History of Chipotle Steve Ells is the founder and CEO of Chipotle. Steve is a trained chef and opened his first Chipotle store in 1993 at a former Dolly Madison ice cream store in Denver, Colorado. His goal was to serve high quality, delicious food quickly and in a “fast-casual” setting (Ells).
As Chipotle began to grow and expand, Steve took the initiative to learn about the way most of the food in the US is produced and processed. He was quite disturbed when he discovered that pigs were raised in confinement, produce was grown on factory farms with very little respect for the environment and dairy cows were confined and injected with hormones (Ells). This experience prompted Steve to meet with ranchers and farmers who were dedicated to raising livestock and growing produce naturally. He partnered with these producers to provide fresh natural food to his customers (Ells).
Steve’s commitment is to run his business in a way that is doesn’t exploit animals, people or the environment and is the philosophy that guides every decision he makes. The Chipotle history continued as follows:
1995 & 1996 - Seven additional restaurants were opened in the Denver area.
1998 - Chipotle brought on outside investors.

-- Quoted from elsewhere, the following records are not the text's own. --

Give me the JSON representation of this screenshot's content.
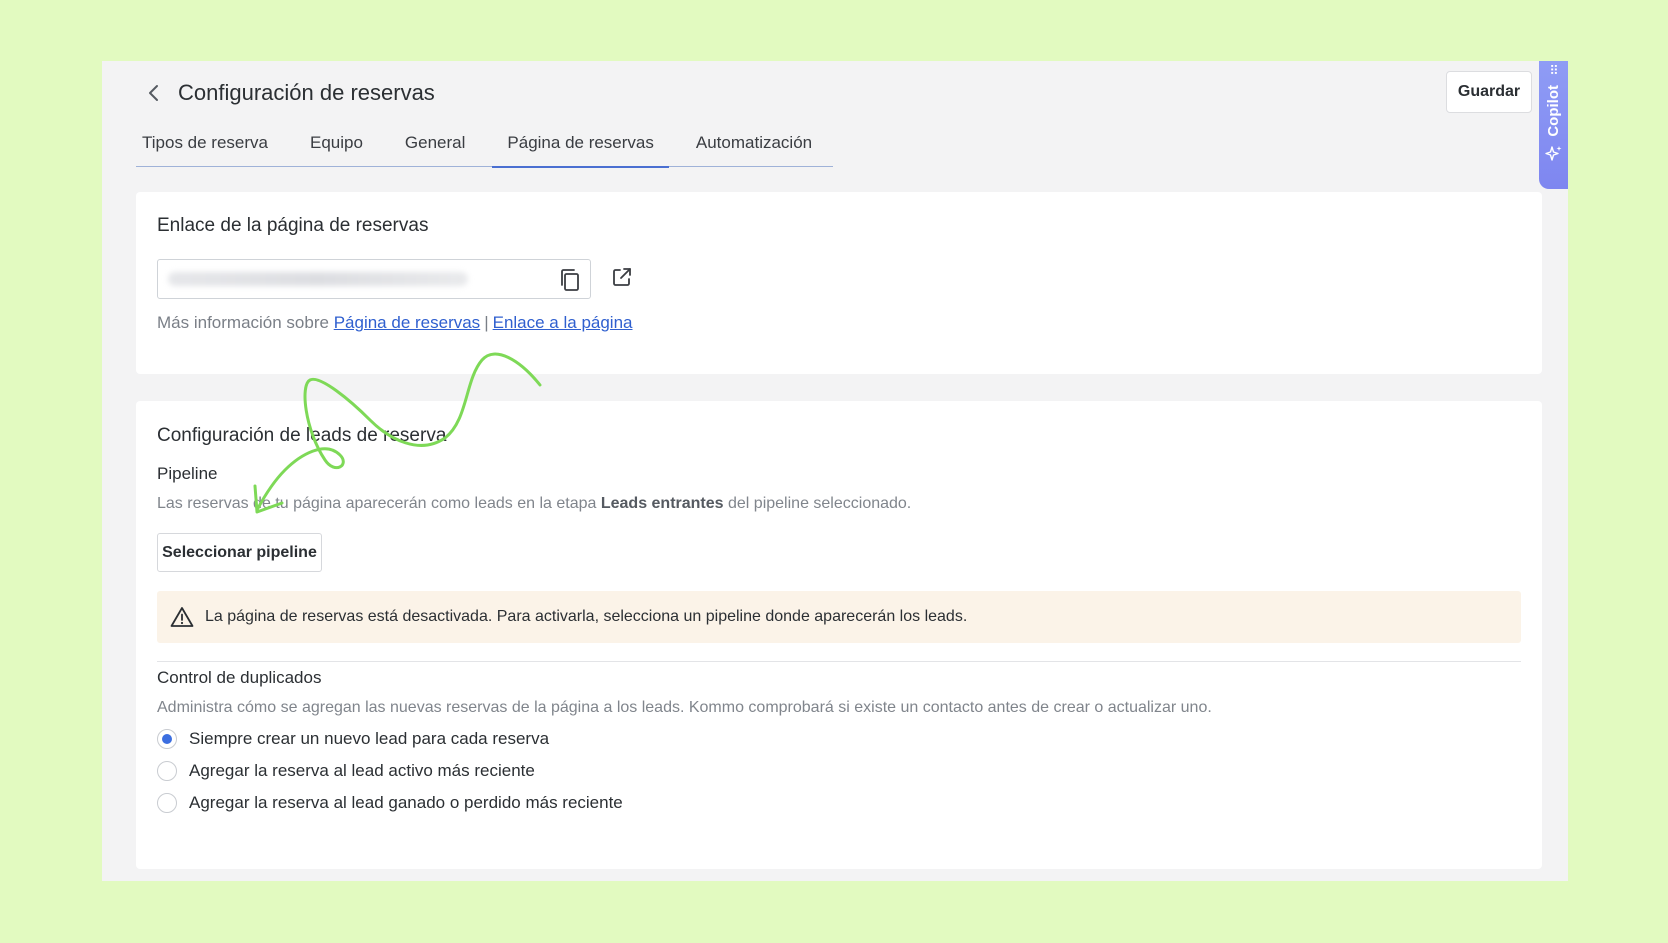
{
  "header": {
    "title": "Configuración de reservas",
    "save_label": "Guardar"
  },
  "tabs": [
    {
      "label": "Tipos de reserva",
      "active": false
    },
    {
      "label": "Equipo",
      "active": false
    },
    {
      "label": "General",
      "active": false
    },
    {
      "label": "Página de reservas",
      "active": true
    },
    {
      "label": "Automatización",
      "active": false
    }
  ],
  "copilot": {
    "label": "Copilot",
    "grip": "⠿"
  },
  "link_section": {
    "title": "Enlace de la página de reservas",
    "more_info_prefix": "Más información sobre",
    "link1": "Página de reservas",
    "separator": "|",
    "link2": "Enlace a la página"
  },
  "leads_section": {
    "title": "Configuración de leads de reserva",
    "pipeline_label": "Pipeline",
    "pipeline_desc_before": "Las reservas de tu página aparecerán como leads en la etapa ",
    "pipeline_desc_bold": "Leads entrantes",
    "pipeline_desc_after": " del pipeline seleccionado.",
    "select_button": "Seleccionar pipeline",
    "warning": "La página de reservas está desactivada. Para activarla, selecciona un pipeline donde aparecerán los leads.",
    "duplicates_label": "Control de duplicados",
    "duplicates_desc": "Administra cómo se agregan las nuevas reservas de la página a los leads. Kommo comprobará si existe un contacto antes de crear o actualizar uno.",
    "options": [
      {
        "label": "Siempre crear un nuevo lead para cada reserva",
        "checked": true
      },
      {
        "label": "Agregar la reserva al lead activo más reciente",
        "checked": false
      },
      {
        "label": "Agregar la reserva al lead ganado o perdido más reciente",
        "checked": false
      }
    ]
  },
  "colors": {
    "background": "#e2fac0",
    "accent": "#3b6ee0",
    "link": "#2f5fcf",
    "copilot": "#8f9cf5",
    "warning_bg": "#fbf3e8",
    "annotation": "#7ed957"
  }
}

1999 – The first Chipotles opened outside of Colorado: Minneapolis and Columbus
2000 – Chipotle started serving naturally raised pork. Today, Chipotle serves 100% naturally raised pork.
2002 – Started serving naturally raised chicken. Today, Chipotle gets 100% of its chicken from farms that meet Chipotle’s standards.
2004 – Chipotle starts using zero trans-fat frying oil.
2006 – Chipotle goes public on New York Stock Exchange.
2007 – Begin serving 100% naturally raised beef and processed cheese and sour cream.
2008 – Black beans are certified organic and its local food initiative is taking off!
2009 – Steve Ells testifies before Congress to try to eliminate the use of antibiotics in ranching.